That day was a marked one in my life. It was not only the longest I have ever
known, but it was by far the dreariest, and, if I may use the word in this
connection, the most unearthly. Indeed, I cannot think of it to this day without a
shudder; its effect being much the same upon my memory as that of a vigil in
some underground tomb, where each moment was emphasized with horror lest
the dead lying before me might stir beneath their cerements and wake. The
continual presence of one or both of the brothers at my side did not tend to
alleviate the dread which the silence, the constant suspense, the cold gloom of
the ever dimly-lighted chamber were calculated to arouse; for the atmosphere of
unreality and gloom was upon them too, and, saving the quick, short sigh that
escaped from their lips now and then, neither of them spoke nor relaxed for an
instant from that strain of painful attention which had for its focus their mother's
stony face. Mrs.
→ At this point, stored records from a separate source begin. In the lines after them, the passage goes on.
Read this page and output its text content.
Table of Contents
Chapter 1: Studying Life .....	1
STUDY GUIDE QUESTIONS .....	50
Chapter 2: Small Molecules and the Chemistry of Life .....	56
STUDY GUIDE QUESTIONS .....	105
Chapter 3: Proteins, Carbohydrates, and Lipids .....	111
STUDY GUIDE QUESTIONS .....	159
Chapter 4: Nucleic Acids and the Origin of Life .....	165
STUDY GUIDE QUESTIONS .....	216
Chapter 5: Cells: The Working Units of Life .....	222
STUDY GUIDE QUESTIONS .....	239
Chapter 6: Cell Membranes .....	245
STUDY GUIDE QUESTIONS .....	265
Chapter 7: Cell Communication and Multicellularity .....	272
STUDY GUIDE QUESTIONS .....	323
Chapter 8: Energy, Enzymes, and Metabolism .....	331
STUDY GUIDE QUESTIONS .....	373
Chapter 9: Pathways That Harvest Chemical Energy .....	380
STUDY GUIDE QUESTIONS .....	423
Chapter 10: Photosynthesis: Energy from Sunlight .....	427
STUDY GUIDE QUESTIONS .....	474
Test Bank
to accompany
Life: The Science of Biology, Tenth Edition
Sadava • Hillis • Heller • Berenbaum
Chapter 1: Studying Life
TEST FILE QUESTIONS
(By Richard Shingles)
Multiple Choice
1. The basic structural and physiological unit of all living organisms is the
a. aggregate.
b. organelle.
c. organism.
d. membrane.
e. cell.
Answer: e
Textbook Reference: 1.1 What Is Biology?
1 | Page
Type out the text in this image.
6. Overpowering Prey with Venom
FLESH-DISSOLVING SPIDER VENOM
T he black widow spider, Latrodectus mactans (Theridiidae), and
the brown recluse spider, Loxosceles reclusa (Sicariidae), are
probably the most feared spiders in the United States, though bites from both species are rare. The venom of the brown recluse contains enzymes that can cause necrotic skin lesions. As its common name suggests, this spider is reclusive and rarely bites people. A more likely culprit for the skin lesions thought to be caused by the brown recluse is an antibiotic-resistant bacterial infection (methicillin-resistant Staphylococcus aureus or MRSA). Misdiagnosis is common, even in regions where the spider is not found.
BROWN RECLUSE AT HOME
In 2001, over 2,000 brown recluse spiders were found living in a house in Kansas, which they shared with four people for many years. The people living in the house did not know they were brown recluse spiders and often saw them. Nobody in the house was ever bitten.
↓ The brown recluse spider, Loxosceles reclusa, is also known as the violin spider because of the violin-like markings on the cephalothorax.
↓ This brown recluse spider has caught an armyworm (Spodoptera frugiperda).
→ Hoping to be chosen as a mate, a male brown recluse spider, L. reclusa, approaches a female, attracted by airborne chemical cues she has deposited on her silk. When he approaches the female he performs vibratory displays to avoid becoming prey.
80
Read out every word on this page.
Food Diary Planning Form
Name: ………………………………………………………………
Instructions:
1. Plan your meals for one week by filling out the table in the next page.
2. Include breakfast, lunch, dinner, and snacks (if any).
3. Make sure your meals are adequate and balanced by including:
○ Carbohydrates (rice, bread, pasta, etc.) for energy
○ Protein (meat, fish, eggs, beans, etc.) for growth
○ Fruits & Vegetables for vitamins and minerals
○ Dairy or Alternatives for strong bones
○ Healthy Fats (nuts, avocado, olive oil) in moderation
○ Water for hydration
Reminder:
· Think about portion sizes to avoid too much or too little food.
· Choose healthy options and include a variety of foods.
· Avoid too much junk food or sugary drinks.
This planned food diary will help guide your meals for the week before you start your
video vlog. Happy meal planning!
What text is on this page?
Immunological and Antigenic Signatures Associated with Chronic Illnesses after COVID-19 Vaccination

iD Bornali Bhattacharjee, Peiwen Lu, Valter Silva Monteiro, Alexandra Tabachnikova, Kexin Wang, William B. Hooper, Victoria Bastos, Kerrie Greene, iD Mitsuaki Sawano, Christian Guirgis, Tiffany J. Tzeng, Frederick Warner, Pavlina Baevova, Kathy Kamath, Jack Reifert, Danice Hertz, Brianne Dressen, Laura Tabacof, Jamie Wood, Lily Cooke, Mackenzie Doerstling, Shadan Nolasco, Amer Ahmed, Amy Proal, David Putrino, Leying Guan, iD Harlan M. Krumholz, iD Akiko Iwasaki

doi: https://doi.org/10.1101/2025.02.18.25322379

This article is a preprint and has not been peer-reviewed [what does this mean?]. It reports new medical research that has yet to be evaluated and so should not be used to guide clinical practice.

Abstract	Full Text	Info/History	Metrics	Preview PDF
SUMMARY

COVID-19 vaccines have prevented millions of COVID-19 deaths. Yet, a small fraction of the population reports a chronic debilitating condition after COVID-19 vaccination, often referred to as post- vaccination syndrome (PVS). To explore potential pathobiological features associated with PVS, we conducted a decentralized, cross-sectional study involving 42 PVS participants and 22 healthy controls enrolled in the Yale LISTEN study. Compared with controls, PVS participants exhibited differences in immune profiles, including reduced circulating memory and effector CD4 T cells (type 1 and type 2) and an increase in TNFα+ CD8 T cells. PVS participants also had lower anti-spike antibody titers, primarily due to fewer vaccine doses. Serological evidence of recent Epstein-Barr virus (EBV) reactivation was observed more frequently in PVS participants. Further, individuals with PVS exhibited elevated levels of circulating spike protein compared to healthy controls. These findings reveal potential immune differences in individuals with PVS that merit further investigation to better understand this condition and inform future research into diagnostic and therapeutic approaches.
Harrington, who, in her youthful freshness and dimpled beauty,
might have relieved the universal sombreness of the scene, was not in the room
all day; but whether this was on account of her inability to confront sickness and
trouble, or whether it was the result of the wishes of her brothers, I have never
been able to decide; probably the latter, for, though she was a woman of
frivolous mind, she had a due sense of the proprieties, and was never known to
violate them except under the stress of another will more powerful than her own.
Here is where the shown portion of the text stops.